The SEF Elephant Conservation Union in northern Chiang Mai province, Thailand, has made efforts to bring the elephants back to their home green fields, instead of continuing to starve to death in protected areas. Saeng Duean Chailert, SEF founder, said the project to bring the "unemployed" elephants back to their roofs has been launched in response to calls for help from protected area owners. The foundation encourages the elephants to settle in a place where there are friendly villagers and a more natural environment.

The actual situation shows that many protected areas and zoos are abusing the health of animals, overexploiting their ability to attract tourism. At the same time, they also do not get the right food and environment.


Join hands to bring Thai elephants home

Sadudee Serichevee, currently living in Chiang Mai province, is the one raising four elephants. However, the plague has left his family unable to pay monthly fees of up to 200,000 baht to rent land and provide elephant food. The average adult elephant eats up to 300kg of grass and vegetables per day. So he decided to let the elephant return to Ban Huay Bong village.

However, transporting elephants safely home alone is not a simple thing. Therefore, Mr. Sadudee teamed up with a number of different elephant breeders to walk 150km together to bring the elephants back safely. The "parade" consists of 11 elephants and their owners have walked on a variety of terrain, from hills to dirt roads before reaching Ban Huay Bong in the joy of the people here. 

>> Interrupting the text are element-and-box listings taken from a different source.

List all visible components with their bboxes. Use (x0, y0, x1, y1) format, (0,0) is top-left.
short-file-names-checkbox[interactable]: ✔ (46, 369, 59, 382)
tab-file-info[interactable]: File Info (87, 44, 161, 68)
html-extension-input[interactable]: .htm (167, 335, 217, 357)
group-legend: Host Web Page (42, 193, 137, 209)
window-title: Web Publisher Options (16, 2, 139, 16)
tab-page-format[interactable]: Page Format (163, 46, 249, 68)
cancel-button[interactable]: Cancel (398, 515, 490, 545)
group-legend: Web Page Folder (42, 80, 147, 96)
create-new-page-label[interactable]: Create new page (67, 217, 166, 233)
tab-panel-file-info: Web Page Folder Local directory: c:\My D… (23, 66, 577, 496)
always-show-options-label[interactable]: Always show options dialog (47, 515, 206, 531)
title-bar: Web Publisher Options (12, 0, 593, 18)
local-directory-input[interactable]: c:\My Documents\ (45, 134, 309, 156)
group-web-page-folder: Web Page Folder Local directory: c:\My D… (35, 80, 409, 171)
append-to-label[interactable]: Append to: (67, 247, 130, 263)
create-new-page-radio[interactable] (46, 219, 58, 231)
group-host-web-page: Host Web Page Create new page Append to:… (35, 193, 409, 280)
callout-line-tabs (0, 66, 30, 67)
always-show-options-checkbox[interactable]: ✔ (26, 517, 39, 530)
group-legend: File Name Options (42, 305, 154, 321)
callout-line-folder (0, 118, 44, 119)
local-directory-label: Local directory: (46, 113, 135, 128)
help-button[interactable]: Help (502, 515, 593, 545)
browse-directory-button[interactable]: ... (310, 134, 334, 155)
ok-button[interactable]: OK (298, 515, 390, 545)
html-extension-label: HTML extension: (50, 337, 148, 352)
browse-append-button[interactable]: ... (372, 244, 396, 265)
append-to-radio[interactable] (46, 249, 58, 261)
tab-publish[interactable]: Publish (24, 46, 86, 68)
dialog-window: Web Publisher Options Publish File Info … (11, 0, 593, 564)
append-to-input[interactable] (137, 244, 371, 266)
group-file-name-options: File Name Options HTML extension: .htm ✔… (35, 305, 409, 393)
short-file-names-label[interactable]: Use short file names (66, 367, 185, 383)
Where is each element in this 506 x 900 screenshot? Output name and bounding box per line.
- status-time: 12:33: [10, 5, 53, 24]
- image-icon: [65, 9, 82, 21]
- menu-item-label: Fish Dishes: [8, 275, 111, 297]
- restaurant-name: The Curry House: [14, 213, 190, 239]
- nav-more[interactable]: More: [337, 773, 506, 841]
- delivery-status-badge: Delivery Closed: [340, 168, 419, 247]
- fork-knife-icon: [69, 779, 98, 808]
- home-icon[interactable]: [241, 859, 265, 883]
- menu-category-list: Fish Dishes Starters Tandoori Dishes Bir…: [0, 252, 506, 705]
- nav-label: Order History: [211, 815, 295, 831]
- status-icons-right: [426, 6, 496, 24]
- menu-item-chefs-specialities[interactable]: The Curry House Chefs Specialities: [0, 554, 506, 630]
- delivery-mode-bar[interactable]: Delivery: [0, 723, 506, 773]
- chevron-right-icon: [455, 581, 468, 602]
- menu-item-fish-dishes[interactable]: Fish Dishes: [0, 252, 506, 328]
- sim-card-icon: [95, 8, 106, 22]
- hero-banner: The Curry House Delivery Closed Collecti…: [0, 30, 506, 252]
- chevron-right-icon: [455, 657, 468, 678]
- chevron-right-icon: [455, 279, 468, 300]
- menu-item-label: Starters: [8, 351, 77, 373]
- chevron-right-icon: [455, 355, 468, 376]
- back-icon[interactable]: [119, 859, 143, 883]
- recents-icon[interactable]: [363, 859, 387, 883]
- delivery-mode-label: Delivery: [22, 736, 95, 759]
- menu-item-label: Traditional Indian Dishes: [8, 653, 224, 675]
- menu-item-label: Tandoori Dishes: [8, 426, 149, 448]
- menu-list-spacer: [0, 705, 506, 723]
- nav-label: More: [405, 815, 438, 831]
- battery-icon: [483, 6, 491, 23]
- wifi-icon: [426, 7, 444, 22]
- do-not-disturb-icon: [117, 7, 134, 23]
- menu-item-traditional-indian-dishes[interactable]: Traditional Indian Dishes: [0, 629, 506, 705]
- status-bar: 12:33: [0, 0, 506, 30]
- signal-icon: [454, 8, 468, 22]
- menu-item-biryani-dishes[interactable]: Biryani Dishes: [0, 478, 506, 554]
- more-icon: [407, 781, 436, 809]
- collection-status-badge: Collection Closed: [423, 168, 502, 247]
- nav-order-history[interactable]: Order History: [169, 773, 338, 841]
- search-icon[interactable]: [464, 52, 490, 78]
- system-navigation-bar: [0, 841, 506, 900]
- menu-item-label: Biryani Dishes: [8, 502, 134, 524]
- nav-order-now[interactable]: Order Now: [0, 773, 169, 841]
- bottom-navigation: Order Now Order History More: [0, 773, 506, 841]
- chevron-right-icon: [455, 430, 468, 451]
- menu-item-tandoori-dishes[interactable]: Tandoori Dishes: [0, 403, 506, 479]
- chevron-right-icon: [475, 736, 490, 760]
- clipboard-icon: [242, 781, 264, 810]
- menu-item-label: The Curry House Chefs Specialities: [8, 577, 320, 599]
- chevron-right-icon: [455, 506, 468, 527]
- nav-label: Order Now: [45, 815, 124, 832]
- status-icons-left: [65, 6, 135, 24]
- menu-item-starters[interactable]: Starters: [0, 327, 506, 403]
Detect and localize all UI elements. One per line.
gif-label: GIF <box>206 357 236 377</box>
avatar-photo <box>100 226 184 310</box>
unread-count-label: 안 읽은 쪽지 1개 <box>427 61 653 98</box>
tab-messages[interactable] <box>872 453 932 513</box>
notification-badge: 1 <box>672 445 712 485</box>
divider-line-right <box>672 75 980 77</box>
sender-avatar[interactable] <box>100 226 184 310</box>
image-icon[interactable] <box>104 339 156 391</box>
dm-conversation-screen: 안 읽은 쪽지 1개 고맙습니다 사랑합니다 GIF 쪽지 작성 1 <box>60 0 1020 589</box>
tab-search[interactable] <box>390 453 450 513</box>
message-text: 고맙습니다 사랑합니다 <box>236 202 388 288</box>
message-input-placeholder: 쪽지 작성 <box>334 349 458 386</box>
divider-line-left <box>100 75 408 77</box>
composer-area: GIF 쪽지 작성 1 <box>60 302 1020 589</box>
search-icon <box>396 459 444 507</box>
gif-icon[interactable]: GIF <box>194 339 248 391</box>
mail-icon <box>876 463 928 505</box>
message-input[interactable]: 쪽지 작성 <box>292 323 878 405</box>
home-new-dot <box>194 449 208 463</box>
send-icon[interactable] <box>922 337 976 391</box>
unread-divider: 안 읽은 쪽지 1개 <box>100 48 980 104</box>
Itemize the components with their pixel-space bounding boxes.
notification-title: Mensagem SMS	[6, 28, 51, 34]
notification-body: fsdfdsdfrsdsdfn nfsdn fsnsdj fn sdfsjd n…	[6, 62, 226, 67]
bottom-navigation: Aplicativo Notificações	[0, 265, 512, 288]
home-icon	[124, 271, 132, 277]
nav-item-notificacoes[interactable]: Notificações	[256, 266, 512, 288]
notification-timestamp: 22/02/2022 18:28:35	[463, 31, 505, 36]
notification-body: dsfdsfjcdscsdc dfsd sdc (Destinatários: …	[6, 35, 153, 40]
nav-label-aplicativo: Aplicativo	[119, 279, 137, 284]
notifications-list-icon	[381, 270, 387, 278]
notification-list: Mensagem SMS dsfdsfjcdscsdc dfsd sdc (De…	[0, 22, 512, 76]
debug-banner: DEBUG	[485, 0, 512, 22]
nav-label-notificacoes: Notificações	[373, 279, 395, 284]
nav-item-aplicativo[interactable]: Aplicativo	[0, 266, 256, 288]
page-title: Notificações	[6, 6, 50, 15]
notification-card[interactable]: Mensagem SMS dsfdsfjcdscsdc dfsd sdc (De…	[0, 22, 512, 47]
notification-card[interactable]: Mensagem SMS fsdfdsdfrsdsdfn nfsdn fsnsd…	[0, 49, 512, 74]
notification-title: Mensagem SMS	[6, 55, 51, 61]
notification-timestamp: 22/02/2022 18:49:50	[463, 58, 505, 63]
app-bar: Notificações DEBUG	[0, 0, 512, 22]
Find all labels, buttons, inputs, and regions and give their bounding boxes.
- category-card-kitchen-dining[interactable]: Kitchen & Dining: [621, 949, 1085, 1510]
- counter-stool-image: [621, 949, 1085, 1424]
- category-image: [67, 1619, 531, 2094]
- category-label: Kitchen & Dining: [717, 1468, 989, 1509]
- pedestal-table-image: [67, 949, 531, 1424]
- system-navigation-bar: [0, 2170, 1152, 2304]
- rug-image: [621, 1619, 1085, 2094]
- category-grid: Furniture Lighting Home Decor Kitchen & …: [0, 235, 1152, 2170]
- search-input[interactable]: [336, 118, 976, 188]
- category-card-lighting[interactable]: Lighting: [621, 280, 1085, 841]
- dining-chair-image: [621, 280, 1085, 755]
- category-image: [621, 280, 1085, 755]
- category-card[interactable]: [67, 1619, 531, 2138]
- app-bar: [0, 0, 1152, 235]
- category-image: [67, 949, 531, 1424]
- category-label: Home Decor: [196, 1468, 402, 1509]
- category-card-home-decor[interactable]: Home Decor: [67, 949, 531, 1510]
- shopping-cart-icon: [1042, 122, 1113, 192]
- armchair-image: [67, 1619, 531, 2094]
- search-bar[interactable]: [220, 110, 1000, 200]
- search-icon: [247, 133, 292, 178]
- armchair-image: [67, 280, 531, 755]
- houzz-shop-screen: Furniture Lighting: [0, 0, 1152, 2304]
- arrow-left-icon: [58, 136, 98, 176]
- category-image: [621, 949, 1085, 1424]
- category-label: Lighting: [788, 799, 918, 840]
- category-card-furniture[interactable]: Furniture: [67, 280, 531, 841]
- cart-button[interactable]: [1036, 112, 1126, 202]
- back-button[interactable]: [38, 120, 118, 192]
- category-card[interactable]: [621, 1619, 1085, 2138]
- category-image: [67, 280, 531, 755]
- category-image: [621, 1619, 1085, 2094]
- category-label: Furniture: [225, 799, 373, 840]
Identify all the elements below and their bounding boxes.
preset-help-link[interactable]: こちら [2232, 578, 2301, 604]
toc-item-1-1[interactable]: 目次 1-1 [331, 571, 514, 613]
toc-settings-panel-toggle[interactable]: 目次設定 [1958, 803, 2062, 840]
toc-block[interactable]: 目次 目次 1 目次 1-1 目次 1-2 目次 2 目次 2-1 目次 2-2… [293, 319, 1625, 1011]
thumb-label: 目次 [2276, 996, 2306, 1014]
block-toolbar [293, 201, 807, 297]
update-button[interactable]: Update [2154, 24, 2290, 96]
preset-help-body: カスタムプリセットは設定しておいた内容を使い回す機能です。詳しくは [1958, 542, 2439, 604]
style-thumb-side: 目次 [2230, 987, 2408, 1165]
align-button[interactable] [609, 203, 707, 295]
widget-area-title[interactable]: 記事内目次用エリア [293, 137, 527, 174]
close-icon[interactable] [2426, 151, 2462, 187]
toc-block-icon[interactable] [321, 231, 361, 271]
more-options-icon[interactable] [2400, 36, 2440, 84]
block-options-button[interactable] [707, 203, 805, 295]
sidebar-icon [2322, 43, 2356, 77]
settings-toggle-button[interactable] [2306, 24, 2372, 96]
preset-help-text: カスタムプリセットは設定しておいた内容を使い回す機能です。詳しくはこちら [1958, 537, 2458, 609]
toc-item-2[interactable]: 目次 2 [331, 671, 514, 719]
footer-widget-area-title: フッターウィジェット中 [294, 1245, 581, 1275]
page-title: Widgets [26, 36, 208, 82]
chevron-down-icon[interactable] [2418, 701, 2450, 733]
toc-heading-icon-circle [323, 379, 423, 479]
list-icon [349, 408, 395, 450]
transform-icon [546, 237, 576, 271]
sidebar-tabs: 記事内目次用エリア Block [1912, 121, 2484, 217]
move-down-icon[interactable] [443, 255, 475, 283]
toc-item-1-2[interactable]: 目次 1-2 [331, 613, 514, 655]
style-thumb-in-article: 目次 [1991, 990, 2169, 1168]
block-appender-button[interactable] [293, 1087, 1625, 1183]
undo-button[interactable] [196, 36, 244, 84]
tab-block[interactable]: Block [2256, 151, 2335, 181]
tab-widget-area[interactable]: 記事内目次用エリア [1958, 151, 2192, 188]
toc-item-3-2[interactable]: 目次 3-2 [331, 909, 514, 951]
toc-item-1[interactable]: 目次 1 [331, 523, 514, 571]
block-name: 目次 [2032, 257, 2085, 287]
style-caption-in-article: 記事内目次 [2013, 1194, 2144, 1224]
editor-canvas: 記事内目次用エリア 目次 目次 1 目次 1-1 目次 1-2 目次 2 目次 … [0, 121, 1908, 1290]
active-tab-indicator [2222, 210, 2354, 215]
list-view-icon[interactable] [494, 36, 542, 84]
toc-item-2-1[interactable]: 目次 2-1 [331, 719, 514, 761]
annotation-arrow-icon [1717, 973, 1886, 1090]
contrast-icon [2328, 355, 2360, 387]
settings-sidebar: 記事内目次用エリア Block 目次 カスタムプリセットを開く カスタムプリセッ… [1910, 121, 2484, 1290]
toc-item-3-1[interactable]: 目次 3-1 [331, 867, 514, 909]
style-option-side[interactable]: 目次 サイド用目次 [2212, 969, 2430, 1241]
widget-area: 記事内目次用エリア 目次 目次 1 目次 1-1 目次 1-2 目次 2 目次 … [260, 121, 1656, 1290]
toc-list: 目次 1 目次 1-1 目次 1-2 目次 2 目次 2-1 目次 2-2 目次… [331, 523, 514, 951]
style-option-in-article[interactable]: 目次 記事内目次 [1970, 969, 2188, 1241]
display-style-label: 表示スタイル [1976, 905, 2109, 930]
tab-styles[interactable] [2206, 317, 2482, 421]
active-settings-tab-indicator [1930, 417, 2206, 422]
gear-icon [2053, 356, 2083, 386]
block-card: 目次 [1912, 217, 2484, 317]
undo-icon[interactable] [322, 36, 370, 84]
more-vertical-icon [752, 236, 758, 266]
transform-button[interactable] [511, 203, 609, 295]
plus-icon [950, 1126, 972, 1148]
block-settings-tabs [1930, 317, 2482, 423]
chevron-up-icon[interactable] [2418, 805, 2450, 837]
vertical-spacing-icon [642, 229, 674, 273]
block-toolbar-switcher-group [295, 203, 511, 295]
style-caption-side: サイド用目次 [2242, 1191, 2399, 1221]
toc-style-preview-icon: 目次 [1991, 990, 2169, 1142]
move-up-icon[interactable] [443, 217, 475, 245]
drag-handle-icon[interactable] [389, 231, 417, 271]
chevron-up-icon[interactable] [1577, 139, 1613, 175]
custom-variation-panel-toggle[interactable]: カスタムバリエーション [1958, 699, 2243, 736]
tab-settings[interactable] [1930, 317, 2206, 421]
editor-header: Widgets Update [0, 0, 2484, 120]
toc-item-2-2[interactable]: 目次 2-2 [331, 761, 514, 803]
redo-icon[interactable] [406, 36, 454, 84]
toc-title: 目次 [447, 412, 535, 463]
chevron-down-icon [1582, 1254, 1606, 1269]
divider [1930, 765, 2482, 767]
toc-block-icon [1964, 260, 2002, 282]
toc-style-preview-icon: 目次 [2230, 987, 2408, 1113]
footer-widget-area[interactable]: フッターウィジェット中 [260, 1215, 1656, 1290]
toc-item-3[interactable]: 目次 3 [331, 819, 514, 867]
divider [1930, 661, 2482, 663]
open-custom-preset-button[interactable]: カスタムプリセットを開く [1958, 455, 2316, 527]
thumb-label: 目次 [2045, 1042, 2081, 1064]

The joy of giant animals - Elephant Thailand

After 20 years, these elephants have a chance to return home. They express their happiness by happily "running and jumping" and playing with the kids in the village. Outside of Chiang Mai province, the “Thai elephants return day” project is also taking place in Northeast Surin, famous for its annual elephant festivals. These elephants were brought to the district of Tha Tum, where hundreds of their species live.

While the course of the disease is unpredictable, the Thai elephants can temporarily rest assured that animal conservation organizations do not abandon them. “We don't know when COVID 19 will disappear,” said Ms. Saeng Duean. So we have a duty to rescue elephants that have been "fired" by the disease. "

Building a future environment for Thai elephants

Members of the organization are working hard to petition the government for land so that local people can grow their own crops to feed themselves as well as provide food for Thai elephants. In addition, they can also earn revenue by selling agricultural products. The proceeds from this will contribute to other costs to feed the elephants during this difficult period.  

It is thought that bringing elephants back to villages means returning them to the wild and letting them live on their own. In fact, the domesticated elephants have been away from the natural habitat for so long that they are no longer able to defend themselves and feed like a wild elephant. Therefore, the natural environment here does not mean a completely primeval forest, but instead is natural under great human influence. 

Corona pandemic like a powerful blow to all aspects of human life. Therefore, the domesticated animals are also affected. Now is the time we need to study Thailand, so that not only Thai elephants but all animals in above conditions are saved and preserved. Traveling to Vietnam appoints you a day to visit Thai elephants when the epidemic is over.